NewStreet Research analysts tried to model how Nvidia’s investment into OpenAI plays out financially. They found that for every $10B Nvidia invests into OpenAI, OpenAI in turn commits to spending about $35B on Nvidia chips over time.
So Nvidia isn’t giving money away for free. It’s basically pre-funding its own demand. OpenAI gets cheaper access to capital, and Nvidia gets guaranteed GPU orders in return.
The trade-off is that Nvidia has to lower its usual profit margins on those advanced chips. Instead of charging OpenAI full price, it effectively offers them at a discount. But because the volumes are so large and locked in, Nvidia gains long-term sales stability, which investors love.
OpenAI has been getting access to Nvidia chips through cloud providers or “neo-clouds.” These middlemen front the money to build data centers, buy GPUs, and then rent them to OpenAI at a markup.
Because OpenAI is still unprofitable and seen as risky, the debt used to finance those deals can carry very high interest rates — sometimes around 15%. By contrast, if a company with stronger credit like Microsoft backs the project, the rates drop to about 6–9%.
Nvidia stepping in with its balance sheet gives lenders more confidence, so the effective borrowing cost for projects tied to OpenAI falls closer to that lower range. Nvidia has used similar backstops, including a $6.3B agreement to buy CoreWeave’s unused capacity through Apr-32.
Here also, Nvidia using its financial strength to stabilize its ecosystem. CoreWeave is a cloud provider that rents out clusters filled with Nvidia GPUs. If CoreWeave ever struggles to fully rent out those GPUs, Nvidia has promised to buy back unused capacity through Apr-32.

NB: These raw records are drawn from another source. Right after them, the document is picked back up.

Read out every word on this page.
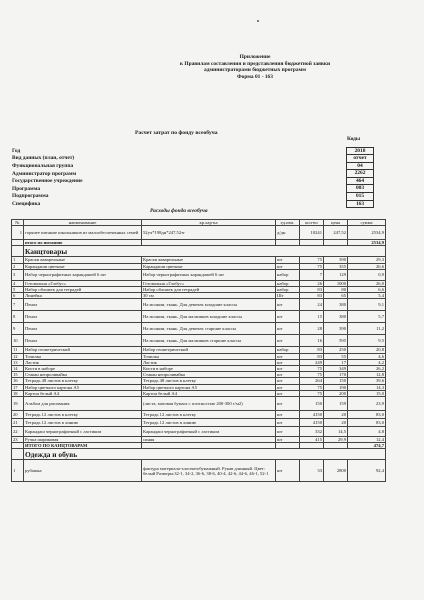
Приложение
к Правилам составления и представления бюджетной заявки
администраторами бюджетных программ
Форма 01 - 163
Расчет затрат по фонду всеобуча
Коды
Год	2018
Вид данных (план, отчет)	отчет
Функциональная группа	04
Администратор программ	2262
Государственное учреждение	464
Программа	003
Подпрограмма	015
Специфика	163
Расходы фонда всеобуча
№	наименование	кр.хар-ка	ед.изм.	кол-во	цена	сумма
1	горячее питание школьников из малообеспеченных семей	52уч*198дн*247,52тг	д/дн	10241	247,52	2534,9
	итого по питанию					2534,9
	Канцтовары					
1	Краски акварельные	Краски акварельные	шт	75	390	29,3
2	Карандаши цветные	Карандаши цветные	шт	75	355	26,6
3	Набор чернографитных карандашей 6 шт	Набор чернографитных карандашей 6 шт	набор	7	129	0,9
4	Готовальня «Глобус»	Готовальня «Глобус»	набор	26	1000	26,0
5	Набор обложек для тетрадей	Набор обложек для тетрадей	набор	83	80	6,6
6	Линейка	30 см	Шт	83	65	5,4
7	Пенал	На молнии, ткань. Для девочек младшие классы	шт	24	380	9,1
8	Пенал	На молнии, ткань. Для мальчиков младшие классы	шт	15	380	5,7
9	Пенал	На молнии, ткань. Для девочек старшие классы	шт	28	390	11,2
10	Пенал	На молнии, ткань. Для мальчиков старшие классы	шт	16	595	9,5
11	Набор геометрический	Набор геометрический	набор	83	250	20,8
12	Точилка	Точилка	шт	83	55	4,6
13	Ластик	Ластик	шт	249	17	4,2
14	Кисти в наборе	Кисти в наборе	шт	75	349	26,2
15	Стакан непроливайка	Стакан непроливайка	шт	75	170	12,8
16	Тетрадь 48 листов в клетку	Тетрадь 48 листов в клетку	шт	264	150	39,6
17	Набор цветного картона А5	Набор цветного картона А5	шт	75	190	14,3
18	Картон белый А4	Картон белый А4	шт	75	200	15,0
19	Альбом для рисования	(листа, матовая бумага с плотностью 200-300 г/м2)	шт	150	159	23,9
20	Тетрадь 12 листов в клетку	Тетрадь 12 листов в клетку	шт	4150	20	83,0
21	Тетрадь 12 листов в линию	Тетрадь 12 листов в линию	шт	4150	20	83,0
22	Карандаш чернографитный с ластиком	Карандаш чернографитный с ластиком	шт	332	14,5	4,8
23	Ручка шариковая	синяя	шт	415	29,9	12,4
	ИТОГО ПО КАНЦТОВАРАМ					474,7
	Одежда и обувь					
1	рубашка	фактура материала-хлопчатобумажный. Рукав длинный. Цвет: белый Размеры:32-1, 34-2, 36-6, 38-6, 40-4, 42-6, 44-6, 46-1, 52-1	шт	33	2800	92,4
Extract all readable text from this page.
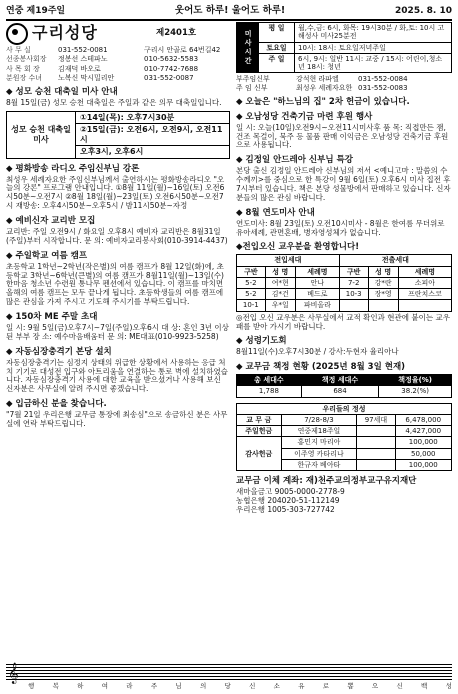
연중 제19주일	웃어도 하루! 울어도 하루!	2025. 8. 10
구리성당	제2401호
사 무 실	031-552-0081	구리시 안골로 64번길42
선종봉사회장	정봉선 스테파노	010-5632-5583
사 목 회 장	김재덕 바오로	010-7742-7688
분원장 수녀	노복신 막시밀리안	031-552-0087
◆ 성모 승천 대축일 미사 안내

8월 15일(금) 성모 승천 대축일은 주일과 같은 의무 대축일입니다.

성모 승천 대축일 미사
①14일(목): 오후7시30분
②15일(금): 오전6시, 오전9시, 오전11시
오후3시, 오후6시
◆ 평화방송 라디오 주임신부님 강론

최성우 세례자요한 주임신부님께서 출연하시는 평화방송라디오 "오늘의 강론" 프로그램 안내입니다. ①8월 11일(월)~16일(토) 오전6시50분~오전7시 ②8월 18일(월)~23일(토) 오전6시50분~오전7시 재방송: 오후4시50분~오후5시 / 밤11시50분~자정

◆ 예비신자 교리반 모집

교리반: 주일 오전9시 / 화요일 오후8시 예비자 교리반은 8월31일(주일)부터 시작합니다. 문 의: 예비자교리봉사회(010-3914-4437)

◆ 주일학교 여름 캠프

초등학교 1학년~2학년(작은별)의 여름 캠프가 8월 12일(화)에, 초등학교 3학년~6학년(큰별)의 여름 캠프가 8월11일(월)~13일(수) 한마음 청소년 수련원 통나무 펜션에서 있습니다. 이 캠프를 마치면 올해의 여름 캠프는 모두 끝나게 됩니다. 초등학생들의 여름 캠프에 많은 관심을 가져 주시고 기도해 주시기를 부탁드립니다.

◆ 150차 ME 주말 초대

일 시: 9월 5일(금)오후7시~7일(주일)오후6시 대 상: 혼인 3년 이상된 부부 장 소: 예수마음배움터 문 의: ME대표(010-9923-5258)

◆ 자동심장충격기 본당 설치

자동심장충격기는 심정지 상태의 위급한 상황에서 사용하는 응급 처치 기기로 대성전 입구와 아트리움을 연결하는 통로 벽에 설치하였습니다. 자동심장충격기 사용에 대한 교육을 받으셨거나 사용해 보신 신자분은 사무실에 알려 주시면 좋겠습니다.

◆ 입금하신 분을 찾습니다.

"7월 21일 우리은행 교무금 통장에 최송심"으로 송금하신 분은 사무실에 연락 부탁드립니다.

미사시간
평 일	월,수,금: 6시, 화목: 19시30분 / 화,토: 10시 고해성사 미사25분전
토요일	10시: 18시: 토요일저녁주일
주 일	6시, 9시: 일반 11시: 교중 / 15시: 어린이,청소년 18시: 청년
부주임신부	강석현 라파엘	031-552-0084
주 임 신부	최성우 세례자요한 031-552-0083
◆ 오늘은 "하느님의 집" 2차 헌금이 있습니다.
◆ 오남성당 건축기금 마련 후원 행사

일 시: 오늘(10일)오전9시~오전11시미사후 품 목: 직접만든 잼, 건조 목걸이, 묵주 등 물품 판매 이익금은 오남성당 건축기금 후원으로 사용됩니다.

◆ 김정일 안드레아 신부님 특강

본당 출신 김정일 안드레아 신부님의 저서 <예니고마 : 말씀의 수수께끼>를 중심으로 한 특강이 9월 6일(토) 오후6시 미사 집전 후 7시부터 있습니다. 책은 본당 성물방에서 판매하고 있습니다. 신자분들의 많은 관심 바랍니다.

◆ 8월 연도미사 안내

연도미사: 8월 23일(토) 오전10시미사 - 8월은 한여름 무더위로 유아세례, 관면혼배, 병자영성체가 없습니다.

◆전입오신 교우분을 환영합니다!
전입세대			전출세대		
구반	성 명	세례명	구반	성 명	세례명
5-2	여*현	안나	7-2	강*란	소피아
5-2	김*건	베드로	10-3	장*영	프란치스코
10-1	우*일	파비올라			

◎전입 오신 교우분은 사무실에서 교적 확인과 현관에 붙이는 교우패를 받아 가시기 바랍니다.

◆ 성령기도회

8월11일(수)오후7시30분 / 강사:두현자 율리아나

◆ 교무금 책정 현황 (2025년 8월 3일 현재)
총 세대수	책정 세대수	책정율(%)
1,788	684	38.2(%)
우리들의 정성			
교 무 금	7/28-8/3	97세대	6,478,000
주일헌금	연중제18주일		4,427,000
감사헌금	홍민지 마리아		100,000
	이주영 카타리나		50,000
	한규자 베아타		100,000
교무금 이체 계좌: 재)천주교의정부교구유지재단

새마을금고 9005-0000-2778-9

농협은행 204020-51-112149

우리은행 1005-303-727742

𝄞
행	복	하	여	라	주	님	의	당	신	소	유	로	뽑	으	신	백	성
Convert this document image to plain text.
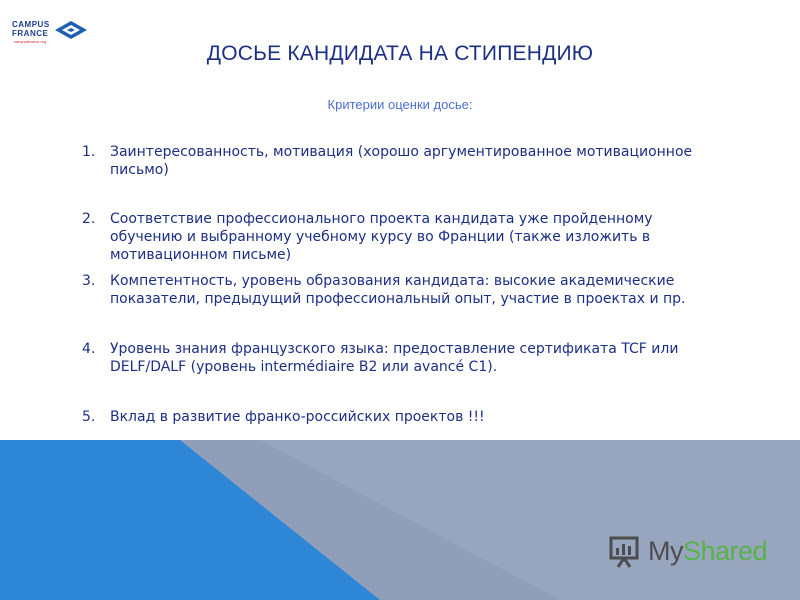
CAMPUS
FRANCE
campusfrance.org
ДОСЬЕ КАНДИДАТА НА СТИПЕНДИЮ
Критерии оценки досье:
1.	Заинтересованность, мотивация (хорошо аргументированное мотивационное письмо)
2.	Соответствие профессионального проекта кандидата уже пройденному обучению и выбранному учебному курсу во Франции (также изложить в мотивационном письме)
3.	Компетентность, уровень образования кандидата: высокие академические показатели, предыдущий профессиональный опыт, участие в проектах и пр.
4.	Уровень знания французского языка: предоставление сертификата TCF или DELF/DALF (уровень intermédiaire B2 или avancé C1).
5.	Вклад в развитие франко-российских проектов !!!
MyShared
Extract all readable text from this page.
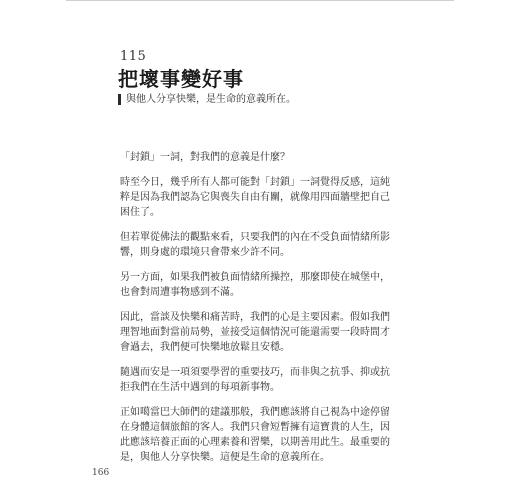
115
把壞事變好事
與他人分享快樂，是生命的意義所在。

「封鎖」一詞，對我們的意義是什麼？

時至今日，幾乎所有人都可能對「封鎖」一詞覺得反感，這純粹是因為我們認為它與喪失自由有關，就像用四面牆壁把自己困住了。

但若單從佛法的觀點來看，只要我們的內在不受負面情緒所影響，則身處的環境只會帶來少許不同。

另一方面，如果我們被負面情緒所操控，那麼即使在城堡中，也會對周遭事物感到不滿。

因此，當談及快樂和痛苦時，我們的心是主要因素。假如我們理智地面對當前局勢，並接受這個情況可能還需要一段時間才會過去，我們便可快樂地放鬆且安穩。

隨遇而安是一項須要學習的重要技巧，而非與之抗爭、抑或抗拒我們在生活中遇到的每項新事物。

正如噶當巴大師們的建議那般，我們應該將自己視為中途停留在身體這個旅館的客人。我們只會短暫擁有這寶貴的人生，因此應該培養正面的心理素養和習樂，以期善用此生。最重要的是，與他人分享快樂。這便是生命的意義所在。

166
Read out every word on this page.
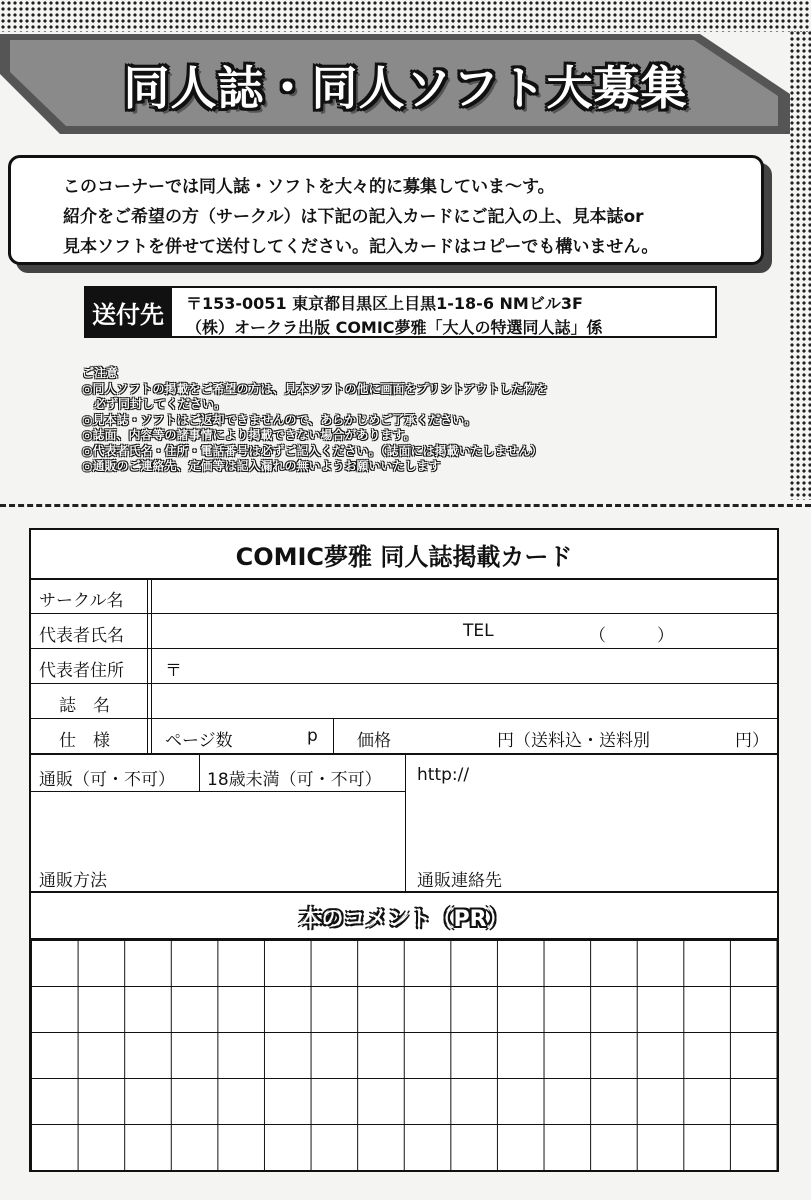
同人誌・同人ソフト大募集
このコーナーでは同人誌・ソフトを大々的に募集していま～す。
紹介をご希望の方（サークル）は下記の記入カードにご記入の上、見本誌or
見本ソフトを併せて送付してください。記入カードはコピーでも構いません。
送付先	〒153-0051 東京都目黒区上目黒1-18-6 NMビル3F
（株）オークラ出版 COMIC夢雅「大人の特選同人誌」係
ご注意
◎同人ソフトの掲載をご希望の方は、見本ソフトの他に画面をプリントアウトした物を
　必ず同封してください。
◎見本誌・ソフトはご返却できませんので、あらかじめご了承ください。
◎誌面、内容等の諸事情により掲載できない場合があります。
◎代表者氏名・住所・電話番号は必ずご記入ください。（誌面には掲載いたしません）
◎通販のご連絡先、定価等は記入漏れの無いようお願いいたします
COMIC夢雅 同人誌掲載カード
サークル名
代表者氏名	TEL	（　　　）
代表者住所 〒
誌　名
仕　様	ページ数	p 価格	円（送料込・送料別	円）
通販（可・不可） 18歳未満（可・不可） http://
通販方法	通販連絡先
本のコメント（PR）
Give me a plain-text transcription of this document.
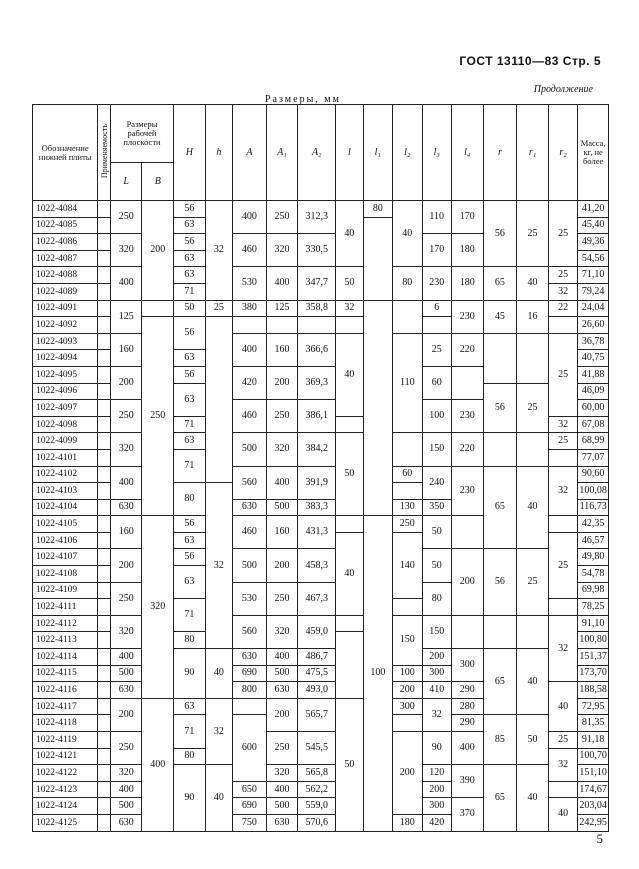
ГОСТ 13110—83 Стр. 5
Продолжение
Размеры, мм
Обозначение нижней плиты	Применяемость	Размеры рабочей плоскости		H	h	A	A₁	A₂	l	l₁	l₂	l₃	l₄	r	r₁	r₂	Масса, кг, не более
		L	B														
1022-4084		250	200	56	32	400	250	312,3	40	80	40	110	170	56	25	25	41,20
1022-4085				63													45,40
1022-4086		320		56		460	320	330,5				170	180				49,36
1022-4087				63													54,56
1022-4088		400		63		530	400	347,7	50		80	230	180	65	40	25	71,10
1022-4089				71												32	79,24
1022-4091		125		50	25	380	125	358,8	32			6	230	45	16	22	24,04
1022-4092			250	56													26,60
1022-4093		160				400	160	366,6	40		110	25	220			25	36,78
1022-4094				63													40,75
1022-4095		200		56		420	200	369,3				60					41,88
1022-4096				63										56	25		46,09
1022-4097		250				460	250	386,1				100	230				60,00
1022-4098				71												32	67,08
1022-4099		320		63		500	320	384,2	50			150	220			25	68,99
1022-4101				71													77,07
1022-4102		400				560	400	391,9			60	240	230	65	40	32	90,60
1022-4103				80	32												100,08
1022-4104		630				630	500	383,3			130	350					116,73
1022-4105		160	320	56		460	160	431,3		100	250	50					42,35
1022-4106				63					40		140					25	46,57
1022-4107		200		56		500	200	458,3				50	200	56	25		49,80
1022-4108				63													54,78
1022-4109		250				530	250	467,3				80					69,98
1022-4111				71													78,25
1022-4112		320				560	320	459,0			150	150				32	91,10
1022-4113				80													100,80
1022-4114		400		90	40	630	400	486,7				200	300	65	40		151,37
1022-4115		500				690	500	475,5			100	300					173,70
1022-4116		630				800	630	493,0			200	410	290			40	188,58
1022-4117		200	400	63	32		200	565,7	50		300	32	280				72,95
1022-4118				71		600							290	85	50		81,35
1022-4119		250					250	545,5			200	90	400			25	91,18
1022-4121				80												32	100,70
1022-4122		320		90	40		320	565,8				120	390	65	40		151,10
1022-4123		400				650	400	562,2				200					174,67
1022-4124		500				690	500	559,0				300	370			40	203,04
1022-4125		630				750	630	570,6			180	420					242,95
5
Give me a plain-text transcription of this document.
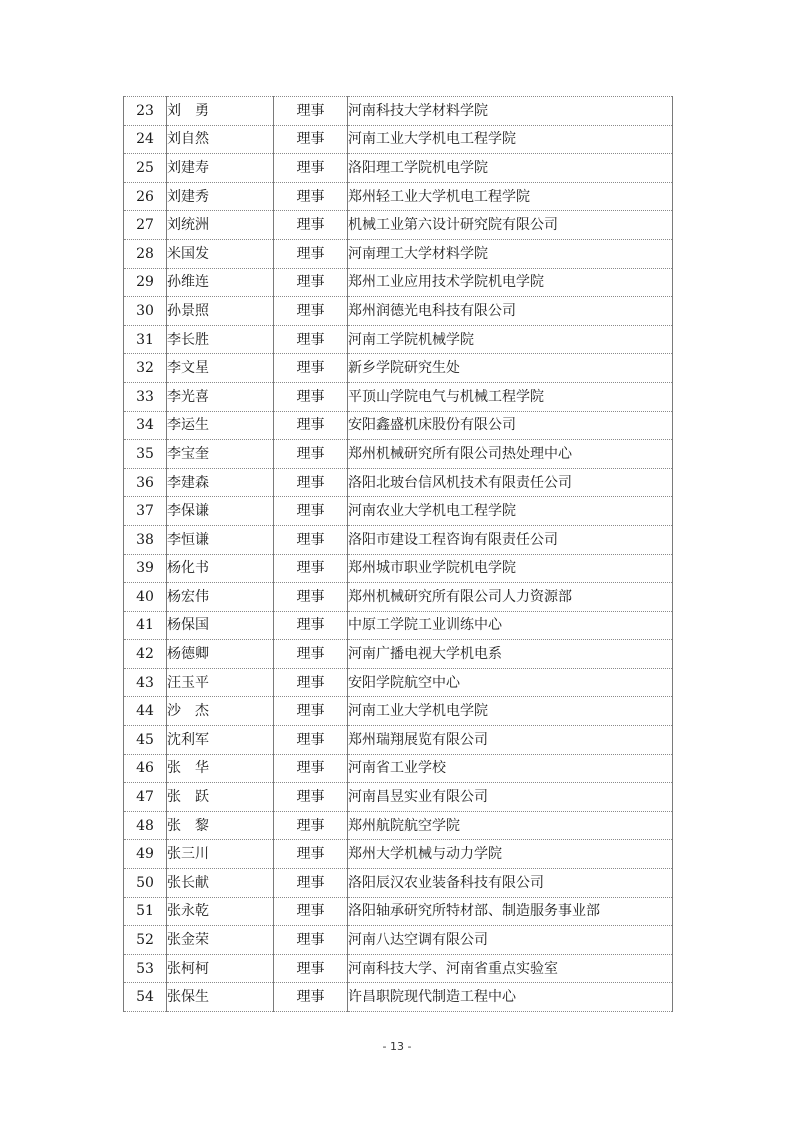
23	刘　勇	理事	河南科技大学材料学院
24	刘自然	理事	河南工业大学机电工程学院
25	刘建寿	理事	洛阳理工学院机电学院
26	刘建秀	理事	郑州轻工业大学机电工程学院
27	刘统洲	理事	机械工业第六设计研究院有限公司
28	米国发	理事	河南理工大学材料学院
29	孙维连	理事	郑州工业应用技术学院机电学院
30	孙景照	理事	郑州润德光电科技有限公司
31	李长胜	理事	河南工学院机械学院
32	李文星	理事	新乡学院研究生处
33	李光喜	理事	平顶山学院电气与机械工程学院
34	李运生	理事	安阳鑫盛机床股份有限公司
35	李宝奎	理事	郑州机械研究所有限公司热处理中心
36	李建森	理事	洛阳北玻台信风机技术有限责任公司
37	李保谦	理事	河南农业大学机电工程学院
38	李恒谦	理事	洛阳市建设工程咨询有限责任公司
39	杨化书	理事	郑州城市职业学院机电学院
40	杨宏伟	理事	郑州机械研究所有限公司人力资源部
41	杨保国	理事	中原工学院工业训练中心
42	杨德卿	理事	河南广播电视大学机电系
43	汪玉平	理事	安阳学院航空中心
44	沙　杰	理事	河南工业大学机电学院
45	沈利军	理事	郑州瑞翔展览有限公司
46	张　华	理事	河南省工业学校
47	张　跃	理事	河南昌昱实业有限公司
48	张　黎	理事	郑州航院航空学院
49	张三川	理事	郑州大学机械与动力学院
50	张长献	理事	洛阳辰汉农业装备科技有限公司
51	张永乾	理事	洛阳轴承研究所特材部、制造服务事业部
52	张金荣	理事	河南八达空调有限公司
53	张柯柯	理事	河南科技大学、河南省重点实验室
54	张保生	理事	许昌职院现代制造工程中心
- 13 -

That means CoreWeave doesn’t carry as much risk of having idle, unprofitable infrastructure. In turn, this ensures GPUs keep running and generating revenue, even if demand temporarily dips.
It also committed $5B to Intel alongside a product tie-up to connect Nvidia GPUs with Intel processors for PCs and data centers. Beyond that, Nvidia invested in Musk’s xAI and later joined the AI Infrastructure Partnership with Microsoft, BlackRock and MGX to fund data centers and energy assets.
The move lands as OpenAI reports 700M weekly users yet still projects $44B cumulative losses before first profit in 2029, so cheaper capital tied to hardware is a bridge from usage to cash flow. There are real risks, including regulatory scrutiny of the structure and lower near-term margins for Nvidia, but the deal deepens lock-in around its platform.
That’s a wrap for today, see you all tomorrow.